ERDEM GÜL'DEN FLAŞ AÇIKLAMALAR
CHP İstanbul Milletvekili Eren Erdem’in internet üzerinden yaptığı canlı yayında Cumhuriyet Gazetesi Ankara temsilcisi Erdem Gül açıklama yaptı. Gül, şunları söyledi:
“DELİL GÖSTERMEDİLER”
“Ben savunmamda da söyledim. Yazdığım haber nedeniyle bana savcılıkta da burada da sorgumda da yönelttikleri suçlamalar karşısında yazdığım bir haber dışında hiçbir delil göstermediler.
“HABER YAZDIM TUTUKLANMAK ÜZEREYİM”
Ben yazdığım haber nedeniyle casusluktan tutun da bir örgüte üye olmadan da, devletin sırlarını ifşa etmekten yargılanıyorum. Kiminle ne yaptığıma dair delil göstermediler. Haber yazdım tutuklanmak üzereyim.

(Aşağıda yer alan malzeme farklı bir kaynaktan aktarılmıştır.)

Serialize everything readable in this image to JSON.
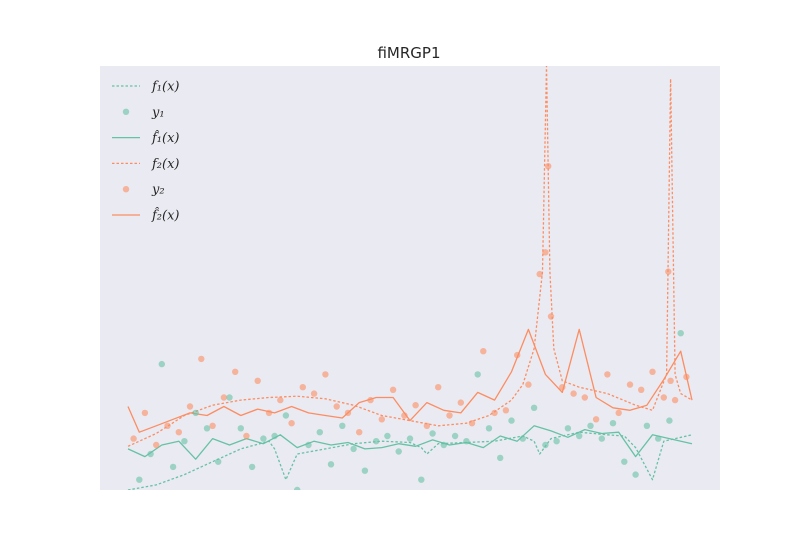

Hakimin diyeceği kararla iş bitmiş olacak.
DÜNDAR VE GÜL'E TUTUKLAMA TALEBİ
Başsavcıvekili Fidan, iki gazetecinin “Devletin güvenliği veya iç veya dış siyasal yararları bakımından, niteliği itibarıyla gizli kalması gereken bilgileri, siyasal veya askeri casusluk maksadıyla temin etmek”, “Devletin güvenliği veya iç veya dış siyasal yararları bakımından niteliği itibarıyla gizli kalması gereken bilgileri siyasal veya askeri casusluk maksadıyla açıklamak” ve “silahlı örgüte üye olmak” suçlarından tutuklanmaları talebiyle nöbetçi hakimliğe sevk etti.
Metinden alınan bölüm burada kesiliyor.